Adeus Índia, até nosso próximo reencontro, sentirei sua falta mas não lamentarei pois tenho a fé que você ajudou a fortalecer. Jay hind!


Shanti, Shanti, Shanti,
Haribol,
Namaste.

*não encontro meu cabo, portanto não postarei agora fotos dessa última parte da viagem.
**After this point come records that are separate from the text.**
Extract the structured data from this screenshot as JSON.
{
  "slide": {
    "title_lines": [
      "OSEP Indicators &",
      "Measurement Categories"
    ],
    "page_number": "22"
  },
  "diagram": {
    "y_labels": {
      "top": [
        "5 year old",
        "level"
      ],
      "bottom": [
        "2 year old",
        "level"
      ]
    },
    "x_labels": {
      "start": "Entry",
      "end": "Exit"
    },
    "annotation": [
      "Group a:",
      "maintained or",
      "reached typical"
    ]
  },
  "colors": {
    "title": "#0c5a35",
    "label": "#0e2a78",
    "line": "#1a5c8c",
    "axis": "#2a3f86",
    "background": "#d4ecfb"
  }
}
terça-feira, 17 de maio de 2011

Despedindo-me de Navadwip

Agora encontro-me aqui, em pleno verão indiano, na cidadezinha de Navadwip. Por 1 mês aqui permaneci e agora me despeço com uma ponta de tristeza. Por 1 mês vivi uma vida de monge, morando, trabalhando e participando das atividades do templo, e tanta coisa aconteceu… tantos momentos a recordar, tantas coisas ainda a entender, acho que muitas coisas dessa experiência serão processadas apenas quando eu for embora e talvez tudo isso apareça em minha memória como um sonho longínquo que vivi no outro lado do mundo. A vida aqui é desafiante pelas suas peculiaridades e alegria e tristeza se alternam em nossa mente, mas não é assim também em qualquer outro lugar? Apesar de absolutamente tudo ser diferente observo o mesmo padrão de comportamento mas percebo também o quanto mudei nessa jornada e fico imaginando se quando voltar pra casa ao olhar em meu antigo espelho enxergarei a mesma pessoa… acho que não.
Outro dia andava pela rua rumo a uma loja que fica um tanto longe daqui. Era mais ou menos meio dia, o calor castigava incansavelmente como sempre, mas eu andava tranquilo. Em certo momento passa por mim uma típica carroça com seu respectivo motorista e um outro senhor sentado em cima de uma pilha de sacos de areia, o senhor acena pra mim e diz para eu subir e pegar uma carona mas minha mente desconfiada rejeita e segue. Outra vez eles me chamam e continuo a negar, até que na terceira vez eles me pedem por favor, como se minha presença fosse uma honra a eles e então indeciso subo na carroça. No caminho, o senhor saca um pano limpo que possuía e coloca em minha cabeça para me proteger do sol e em frente a tamanho gesto de afeto eu me emociono e me sinto um tolo por ser tão falho em enxergar algo tão simples e gentil… quantos traumas, desconfianças e julgamentos carregamos conosco? Após uma breve jornada salto no meu destino e me despeço de meus alegres benfeitores que genuinamente felizes me saúdam com talvez as únicas palavras em inglês que conhecem.
Certa vez também um moço me ofereceu uma banana da penca que acabara de comprar e rejeitei porque não tinha fome e sei o quão caras as frutas são para eles, e ele inconformado me perguntou: "Porque?" - Não tenho fome - "Então você coma depois". Simples assim. E assim é a Índia… as vezes ela te acaricia, as vezes te sacode até as raízes fazendo que seus frutos, tanto os bons quanto os ruins, caiam ao chão.
Que saudades vou ter dessa vida tranquila, dos animais no meio da rua, de odiar a gritaria dos bengalis, de ver as deidades todo dia, das criancinhas gritando quando me vêem "Haribol!!", de reclamar do calor, de banhar-me no Ganges ao fim de tarde… de simplesmente estar aqui, mesmo nos momentos em que não queria estar. Jaya Navadwip Dham, o local em que todas as ofensas são perdoadas.
Amanhã Calcutá, dessa vez um pouquinho mais.

Namaste,
Haribol.


Balsa para Mayapur


Da janela do meu quarto... me dão cada susto!


Futebol na beira do Ganges



Parikrama, sempre divertidos de se ver.